All Things Truly Wicked: Tales of Sinners, Saints, Science, and the Supernatural

The urge to be bad and succumb to the little devil within the human psyche that compels and entices us to give into our primal urges can be powerful. I don't care who you are or who you think you are, it's inside all of us. I've fought that personal demon and suffered from depression for years.

In my fifty-eight years, I've survived in a world often devoid of compassion, harmony, and peace. Oh, those human attributes still exist, but they seem rare, like a mountain-sized diamond. Nasty and belligerent had become cool; hostile and combative, acceptable. I see it every day, embedded in social media, reality shows, the workplace, and in common everyday scenarios. The pecking order rules. Cyberbullying has become a rite of passage for our youth to weed out the elite from the swill. “Be cool or be cast out,” so goes a line by the 1970s rock band Rush from the song “Subdivisions.”

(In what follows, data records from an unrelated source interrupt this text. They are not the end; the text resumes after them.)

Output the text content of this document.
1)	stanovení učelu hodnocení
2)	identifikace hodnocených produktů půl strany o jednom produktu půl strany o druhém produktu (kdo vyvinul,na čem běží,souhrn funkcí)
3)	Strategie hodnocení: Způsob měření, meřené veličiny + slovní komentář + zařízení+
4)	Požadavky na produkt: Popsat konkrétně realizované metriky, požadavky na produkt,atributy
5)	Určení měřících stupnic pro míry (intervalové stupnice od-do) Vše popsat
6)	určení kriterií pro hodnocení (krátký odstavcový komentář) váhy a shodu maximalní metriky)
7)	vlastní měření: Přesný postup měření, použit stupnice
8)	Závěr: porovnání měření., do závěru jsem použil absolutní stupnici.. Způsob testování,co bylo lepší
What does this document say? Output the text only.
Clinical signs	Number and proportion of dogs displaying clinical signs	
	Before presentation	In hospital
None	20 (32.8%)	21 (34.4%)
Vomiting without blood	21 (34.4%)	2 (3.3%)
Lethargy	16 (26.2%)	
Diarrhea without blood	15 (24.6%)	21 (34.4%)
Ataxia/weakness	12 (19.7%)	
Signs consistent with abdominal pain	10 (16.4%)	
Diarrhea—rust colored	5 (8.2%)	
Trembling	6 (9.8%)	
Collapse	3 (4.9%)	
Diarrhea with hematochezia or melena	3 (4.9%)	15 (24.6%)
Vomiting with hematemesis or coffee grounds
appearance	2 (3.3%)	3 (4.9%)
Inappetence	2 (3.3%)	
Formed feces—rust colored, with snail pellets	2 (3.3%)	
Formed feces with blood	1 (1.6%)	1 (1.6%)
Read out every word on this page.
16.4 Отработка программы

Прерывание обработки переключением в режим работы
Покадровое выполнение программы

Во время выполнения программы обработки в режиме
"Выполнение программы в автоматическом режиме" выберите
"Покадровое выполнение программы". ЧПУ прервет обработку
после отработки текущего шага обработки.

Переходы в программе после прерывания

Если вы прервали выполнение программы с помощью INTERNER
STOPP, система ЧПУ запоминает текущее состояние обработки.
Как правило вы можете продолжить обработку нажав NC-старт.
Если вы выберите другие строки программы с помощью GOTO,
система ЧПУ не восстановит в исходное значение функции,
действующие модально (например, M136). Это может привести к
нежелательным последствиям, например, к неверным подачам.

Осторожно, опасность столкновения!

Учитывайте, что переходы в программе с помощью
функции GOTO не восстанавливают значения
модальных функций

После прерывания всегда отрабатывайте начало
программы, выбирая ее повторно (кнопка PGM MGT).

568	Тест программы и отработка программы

Three years ago when I started putting this publication together, I struggled for a title. I later discovered the stories—four of which having been previously published and repurposed for this collection—resonated a common, unintentional theme.

While searching the web, I found a quote from Ernest Hemmingway's memoirs, A Moveable Feast, “All things truly wicked, start with innocence.” The stories in this book represent a side of us that sometimes dies within. The characters start out afraid and uncertain, and they do not always win the way they intended. They accept their inevitable fates, even when they subconsciously know it is wrong. The iniquities confronting them become ingrained into their essence, and they are changed forever.

Allow me to end with a few quotes to make my point.

If I got rid of my demons, I'd lose my angels

—Tennessee Williams

The soul that has conceived one wickedness can nurse no good thereafter.